Ele tem consciência de que o que fez até ali com sua vida não vai fazer com que ninguém se lembre dele, depois de ele morrer e aqueles que hoje o conhecem também morrerem. Quando isso acontecer, as coisas se passarão como se ele nunca tivesse existido: não haverá nada que fará com que alguém se lembre de que ele um dia viveu… Nem um livro escrito… Nem um filme feito… Nem uma poesia escrita ou uma canção composta…
E Schmidt tem consciência de que cuidar da casa e da filha (esta claramente rejeitando os seus cuidados) não vai alterar esses fatos…
No contexto, ele arruma um menino de seis anos na África, ao qual, através de uma ONG chamada ChildReach, envia 22 dólares por mês. Quem sabe esse menino, novinho, vá perpetuar sua memória por um pouco mais de tempo… Quem sabe um dia se case, tenha filhos, e diga aos seus filhos que alguém chamado Warren Schmidt um dia o ajudou…
Crise. Crise de identidade. Crise de importância – mais precisamente, crise de desimportância…
Nunca tive coragem de perguntar ao meu cardiologista, depois do meu enfarto, quanto tempo de vida ele achava que eu ainda teria. Médico experiente que ele é, ele me disse, em minha primeira consulta depois da alta no hospital, que eu poderia viver até os 90 anos — SE… um monte de ses se seguiram: se eu tomasse religiosamente os meus remédios, se eu me alimentasse de forma sensata, se eu caminhasse regularmente, se eu não me excedesse em atividades físicas ou em emoções extraordinárias, se eu visitasse o cardiologista periodicamente… Venho tentando fazer algumas dessas coisas. Em outras, tenho falhado miseravelmente…
Tempos atrás encontrei um site na Internet — infelizmente me esqueci da URL — que fazia aos visitantes uma longa série de perguntas sobre sua história de vida, sobre seus antecendentes familiares, sobre seus hábitos, etc., para lhes fazer uma previsão acerca do dia de sua morte. Lembro-me de que, no meu caso, minha morte foi prevista para o dia 23 de agosto de 2023 — uns dias antes de eu completar 81 anos. Mas isso foi antes do enfarto… Provavelmente a data, hoje, seria antecipada um pouco… Ou será que o site previu o me enfarto e, com tato, omitiu a informação? Quem sabe seriam 81 anos (ou quase) com o enfarto, 100 anos sem ele… 🙂
Quem não viu o filme e já passou dos 60 deve vê-lo. A história faz a gente pensar sobre o sentido de nossa própria vida, sobre o que fazer do tempo que nos resta…

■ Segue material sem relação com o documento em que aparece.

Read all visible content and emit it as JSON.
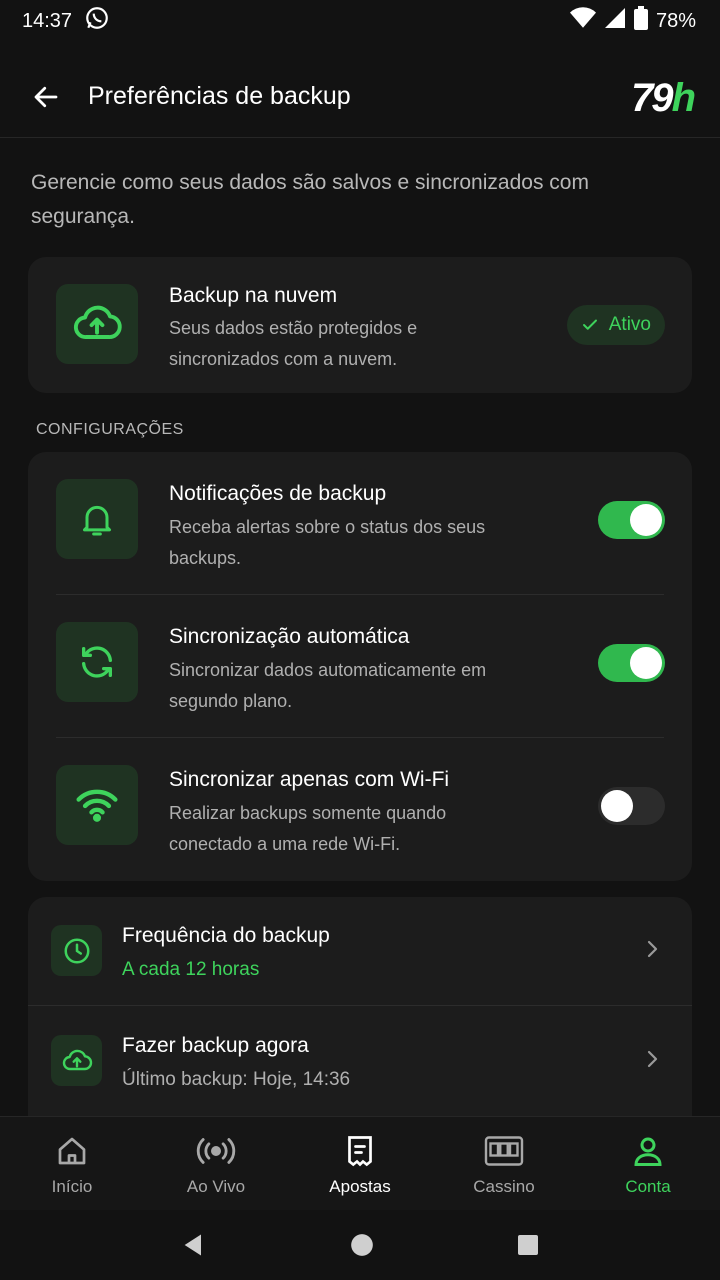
{
  "status_bar": {
    "time": "14:37",
    "battery": "78%"
  },
  "header": {
    "title": "Preferências de backup",
    "logo_text": "79",
    "logo_accent": "h"
  },
  "intro": "Gerencie como seus dados são salvos e sincronizados com segurança.",
  "cloud_backup": {
    "title": "Backup na nuvem",
    "description": "Seus dados estão protegidos e sincronizados com a nuvem.",
    "status": "Ativo"
  },
  "section_label": "CONFIGURAÇÕES",
  "settings": [
    {
      "title": "Notificações de backup",
      "description": "Receba alertas sobre o status dos seus backups.",
      "icon": "bell-icon",
      "enabled": true
    },
    {
      "title": "Sincronização automática",
      "description": "Sincronizar dados automaticamente em segundo plano.",
      "icon": "sync-icon",
      "enabled": true
    },
    {
      "title": "Sincronizar apenas com Wi-Fi",
      "description": "Realizar backups somente quando conectado a uma rede Wi-Fi.",
      "icon": "wifi-icon",
      "enabled": false
    }
  ],
  "actions": [
    {
      "title": "Frequência do backup",
      "subtitle": "A cada 12 horas",
      "icon": "clock-icon"
    },
    {
      "title": "Fazer backup agora",
      "subtitle": "Último backup: Hoje, 14:36",
      "icon": "cloud-upload-icon"
    }
  ],
  "bottom_nav": [
    {
      "label": "Início",
      "icon": "home-icon"
    },
    {
      "label": "Ao Vivo",
      "icon": "live-icon"
    },
    {
      "label": "Apostas",
      "icon": "bet-slip-icon"
    },
    {
      "label": "Cassino",
      "icon": "slot-machine-icon"
    },
    {
      "label": "Conta",
      "icon": "user-icon",
      "selected": true
    }
  ],
  "colors": {
    "accent": "#3ed35c",
    "background": "#121212",
    "card": "#1c1c1c",
    "icon_tile": "#1f3322"
  }
}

Quem tem idade menor não sente essa pressão: pensa que tem todo o tempo do mundo – não tem urgências…
Que bom que assisti a About Schimidt de novo ontem. Revivi, seis anos depois, muitas das coisas que senti ao ver o filme pela primeira vez. E senti várias coisas novas. É por isso que a gente deve assistir de novo (várias vezes, se necessário) o mesmo filme – se ele é bom. O filme é o mesmo, mas a gente não é o mesmo nas diversas vezes que o assiste.